On 29 October 2011, a VIA Rail passenger train and a Canadian National (CN) freight train were within 1600 feet of a head-on collision near Meharry. The VIA Rail passenger train was proceeding eastward on a CN single main track en route to Winnipeg, Manitoba, when it failed to stop in the siding at Meharry as required by instructions issued by the CN rail traffic controller (RTC). Neither the trackside visual cues nor the RTC written instructions alerted the VIA train crew members that they were proceeding down the single main track rather than entering the siding. Upon seeing an approaching westbound CN freight train, the VIA Rail crew stopped the train. At the same time, the CN train also slowed to a stop, leaving the two trains stopped on the main line approximately1500 feet apart. Subsequently, the VIA Rail passenger train reversed back into the siding at Meharry without proper clearance from the RTC.
In Occupancy Control System territory, train operations and train safety are maintained using administrative defences and written authorities that rely on train crews correctly interpreting and applying operating rules. Over time, shortcuts or "adaptations" to rules and operating procedures (such as not calling all station name signs, not performing required radio broadcasts, etc.) can occur and become part of the routine operating practice. By making these "adaptations", a routine task can normally be completed in less time and/or with reduced effort. During the course of this investigation, the TSB determined that when "adaptations" are made to railway operating rules and procedures, the redundancy and safeguards built into the rules are often compromised, which increases the risk of accidents.

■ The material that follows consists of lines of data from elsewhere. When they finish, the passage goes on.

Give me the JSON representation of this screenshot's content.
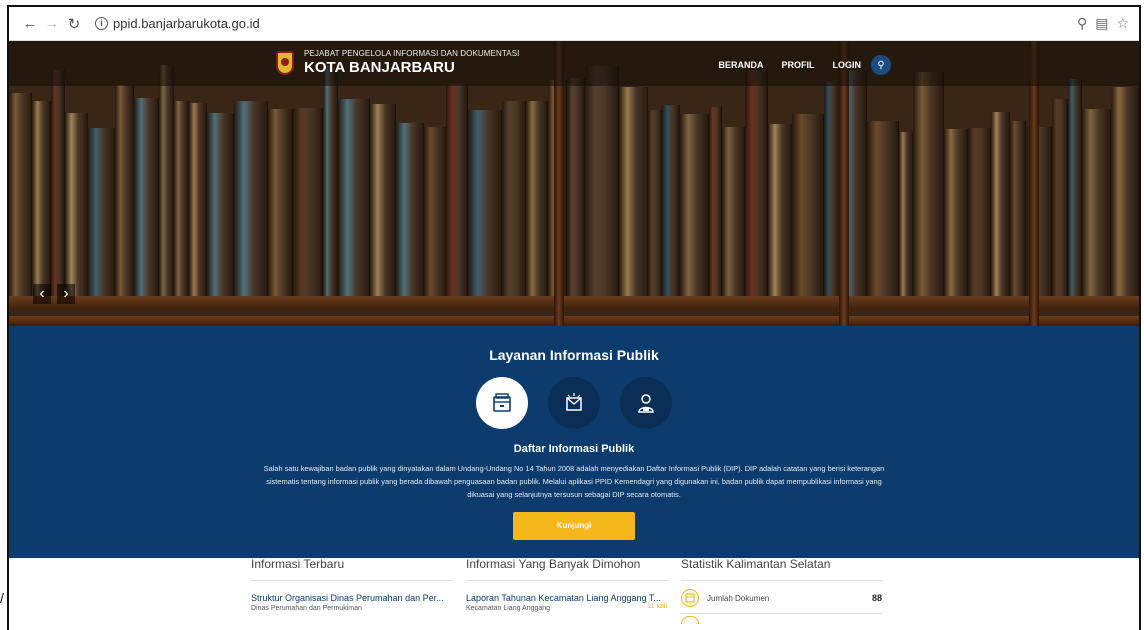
{
  "browser": {
    "url": "ppid.banjarbarukota.go.id",
    "icons": [
      "back-icon",
      "forward-icon",
      "reload-icon",
      "info-icon",
      "zoom-icon",
      "translate-icon",
      "star-icon"
    ]
  },
  "header": {
    "subtitle": "PEJABAT PENGELOLA INFORMASI DAN DOKUMENTASI",
    "title": "KOTA BANJARBARU",
    "nav": [
      "BERANDA",
      "PROFIL",
      "LOGIN"
    ]
  },
  "layanan": {
    "title": "Layanan Informasi Publik",
    "subtitle": "Daftar Informasi Publik",
    "description": "Salah satu kewajiban badan publik yang dinyatakan dalam Undang-Undang No 14 Tahun 2008 adalah menyediakan Daftar Informasi Publik (DIP). DIP adalah catatan yang berisi keterangan sistematis tentang informasi publik yang berada dibawah penguasaan badan publik. Melalui aplikasi PPID Kemendagri yang digunakan ini, badan publik dapat mempublikasi informasi yang dikuasai yang selanjutnya tersusun sebagai DIP secara otomatis.",
    "button": "Kunjungi"
  },
  "columns": {
    "terbaru": {
      "title": "Informasi Terbaru",
      "item_title": "Struktur Organisasi Dinas Perumahan dan Per...",
      "item_sub": "Dinas Perumahan dan Permukiman"
    },
    "dimohon": {
      "title": "Informasi Yang Banyak Dimohon",
      "item_title": "Laporan Tahunan Kecamatan Liang Anggang T...",
      "item_sub": "Kecamatan Liang Anggang",
      "item_count": "11 kali"
    },
    "statistik": {
      "title": "Statistik Kalimantan Selatan",
      "label": "Jumlah Dokumen",
      "value": "88"
    }
  },
  "corner_glyph": "/"
}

This investigation also presented particular challenges because much of the information relied primarily on the recollection of the train crews. Understanding the sequence of events leading up to the incident, including the crew interaction, is a key component in many rail accident investigations. In this case, as in many others, the investigation would have been more expeditious and complete had the locomotive on VIA 692 been equipped with an on-board voice or video recorder.
In response to this occurrence, VIA Rail management met with all operating employees within the Winnipeg terminal and provided them with briefings and mentoring to reinforce the Canadian Rail Operating Rules associated with the Occupancy Control System.

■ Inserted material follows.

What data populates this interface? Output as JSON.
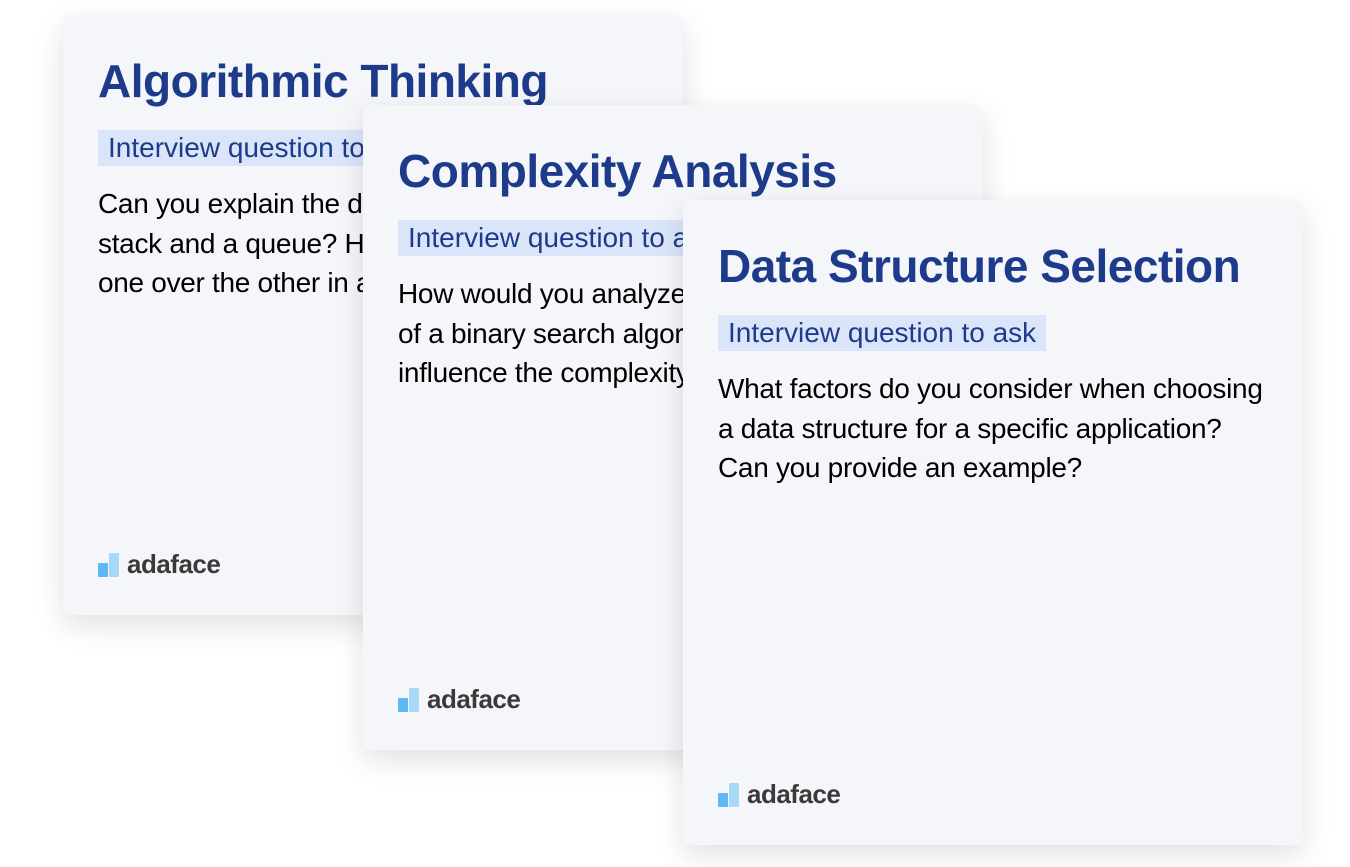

On-board video and voice recorders are identified as an issue on the TSB's Watchlist. When cab recordings are not available to an investigation, it may preclude the identification and communication of safety deficiencies that can advance transportation safety. The Watchlist is a list of issues the TSB has determined to pose the most serious risk to Canada's transportation system.
The TSB is an independent agency that investigates marine, pipeline, railway and aviation transportation occurrences. Its sole aim is the advancement of transportation safety. It is not the function of the Board to assign fault or determine civil or criminal liability.